There is actually a stand outside the government building that a couple of people in Beatles t shirts set up trying to promote interest in the "England is bad" and "get the Malvinas back" causes and you never see anybody talking to them. Nobody cares about it, no matter what the governments try.
The obsession that people do have with the Malvinas is simply to get compensation for the then-kids and their families who were killed or injured when forced to fight over there by the military government with little to no training. From talking to the islanders themselves you get the picture that the conscripts were in quite a pitiful state before the British military arrived.
Well the History books ive read suggest otherwise, people dont have to agree with something to become pacified by the focus of it, a prime example is Nazi Germany, a very large portion of the people there knew what they were getting in to before, but Hitlers Focus on various issues brought them together, if you were to ask the vast majority if they liked what was going on then the answer for many would be no.
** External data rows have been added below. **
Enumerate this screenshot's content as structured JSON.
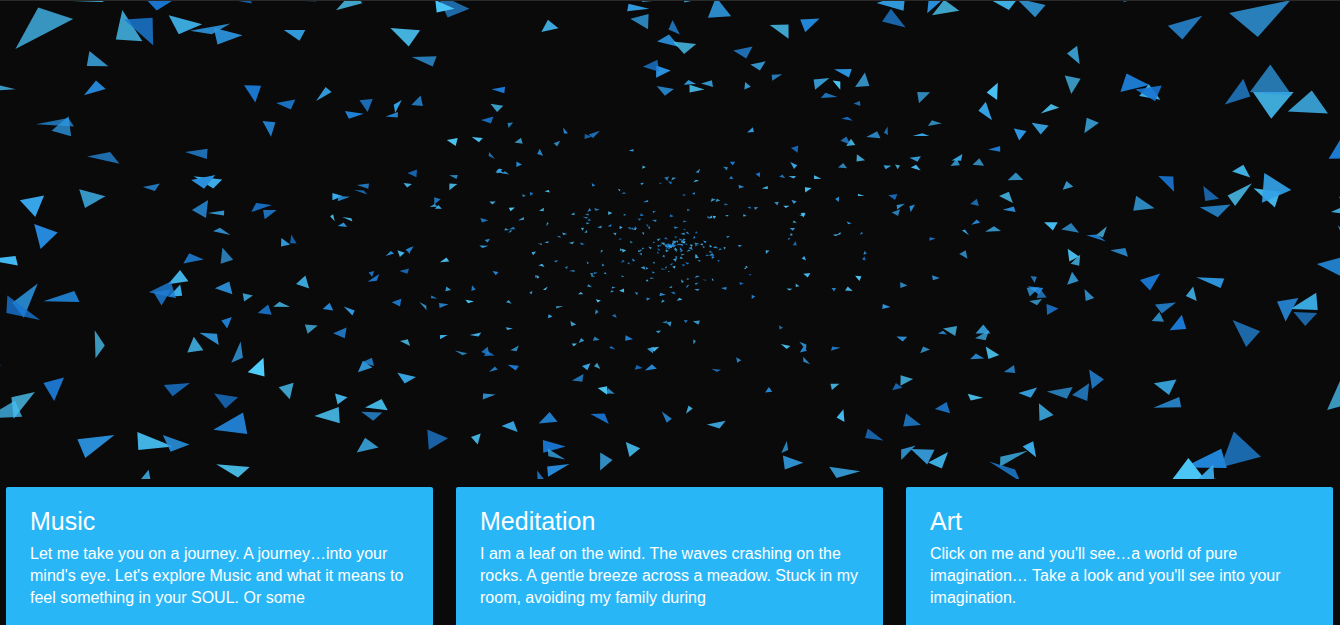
{
  "cards": [
    {
      "title": "Music",
      "text": "Let me take you on a journey. A journey…into your mind's eye. Let's explore Music and what it means to feel something in your SOUL. Or some"
    },
    {
      "title": "Meditation",
      "text": "I am a leaf on the wind. The waves crashing on the rocks. A gentle breeze across a meadow. Stuck in my room, avoiding my family during"
    },
    {
      "title": "Art",
      "text": "Click on me and you'll see…a world of pure imagination… Take a look and you'll see into your imagination."
    }
  ]
}
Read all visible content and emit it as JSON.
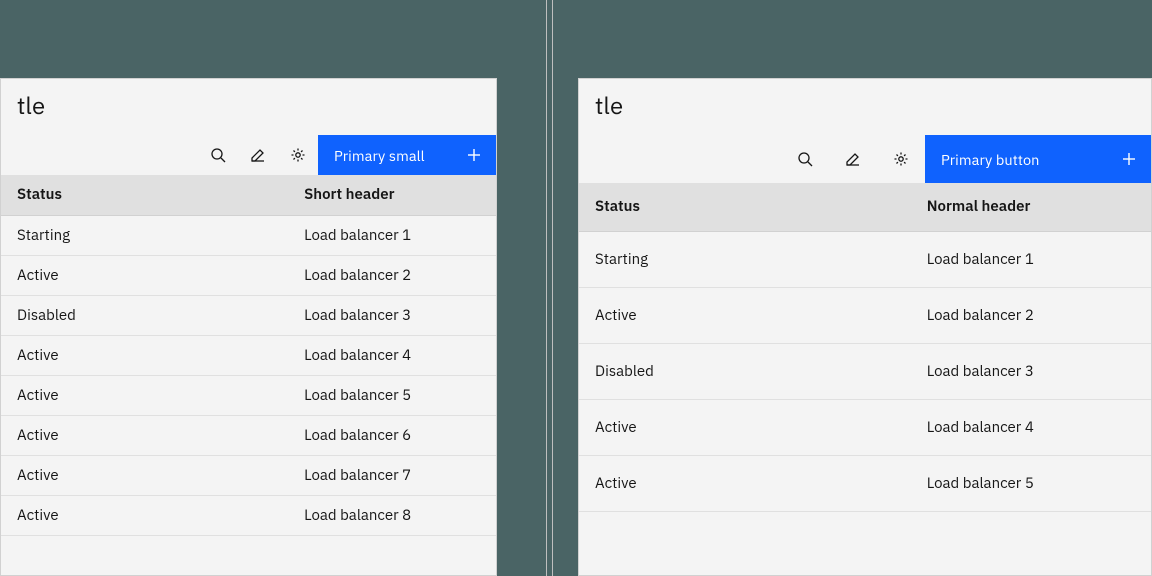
{
  "left": {
    "title": "tle",
    "primary_label": "Primary small",
    "columns": {
      "status": "Status",
      "name": "Short header"
    },
    "rows": [
      {
        "status": "Starting",
        "name": "Load balancer 1"
      },
      {
        "status": "Active",
        "name": "Load balancer 2"
      },
      {
        "status": "Disabled",
        "name": "Load balancer 3"
      },
      {
        "status": "Active",
        "name": "Load balancer 4"
      },
      {
        "status": "Active",
        "name": "Load balancer 5"
      },
      {
        "status": "Active",
        "name": "Load balancer 6"
      },
      {
        "status": "Active",
        "name": "Load balancer 7"
      },
      {
        "status": "Active",
        "name": "Load balancer 8"
      }
    ]
  },
  "right": {
    "title": "tle",
    "primary_label": "Primary button",
    "columns": {
      "status": "Status",
      "name": "Normal header"
    },
    "rows": [
      {
        "status": "Starting",
        "name": "Load balancer 1"
      },
      {
        "status": "Active",
        "name": "Load balancer 2"
      },
      {
        "status": "Disabled",
        "name": "Load balancer 3"
      },
      {
        "status": "Active",
        "name": "Load balancer 4"
      },
      {
        "status": "Active",
        "name": "Load balancer 5"
      }
    ]
  },
  "colors": {
    "accent": "#0f62fe",
    "bg": "#4a6465"
  }
}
Could they, the govenments, do it again? no, its as unlikely as Germany trying the same move again
I didnt mean to suggest that the people were actively anti english or anything, i was just meaning that if a govenment can distract people from real issues to meet its own agender then it will, and from what i read thats what they tried.
Fortune however wasnt on their side, i wouldnt go as far as saying anyone won that war, its just we had more luck than they did (not discounting all the acts of bravery and service personal who put there lives at risk many of which lost them)
The number of bombs that slammed in to our ships and didnt blow up is staggering, yes thats because we managed to keep their planes low but damn i wouldnt have liked to take bets against those odds!
Hong Kong was leased for 99 years, the lease expired and the Chinese government were not willing to extend the lease. Hence Hong Kong was handed back.
Gibraltar was was "ceded in perpetuity" in 1713 - It's a little late for Spain to ask for it back.
Even if they do, like the Falkland Islanders, the Gibraltarians have expressed the wish (repeatedly, I may add) to remain British citizens.
Oh, and if you were china (I think you really meant Chinese) your English would be better.
You can pry the Falklands and Gibraltar out of our cold dead hands.
The Falklands are British and have been British constantly for as long as Argentina has existed as a country.
Gibraltar is British, and has been since Spain ceded it to Britain as reparations in the Treaty of Utrecht. Spain can give back Minorca as well, that is ours too.
Hong Kong was different, we leased the New Territories (the mainland part of HK) from the Chinese for 100 years (1897-1997), and that is where all the fresh water is. Without the NT, there could be no HK, and PRC made it quite clear that they would not renew the lease on the NT.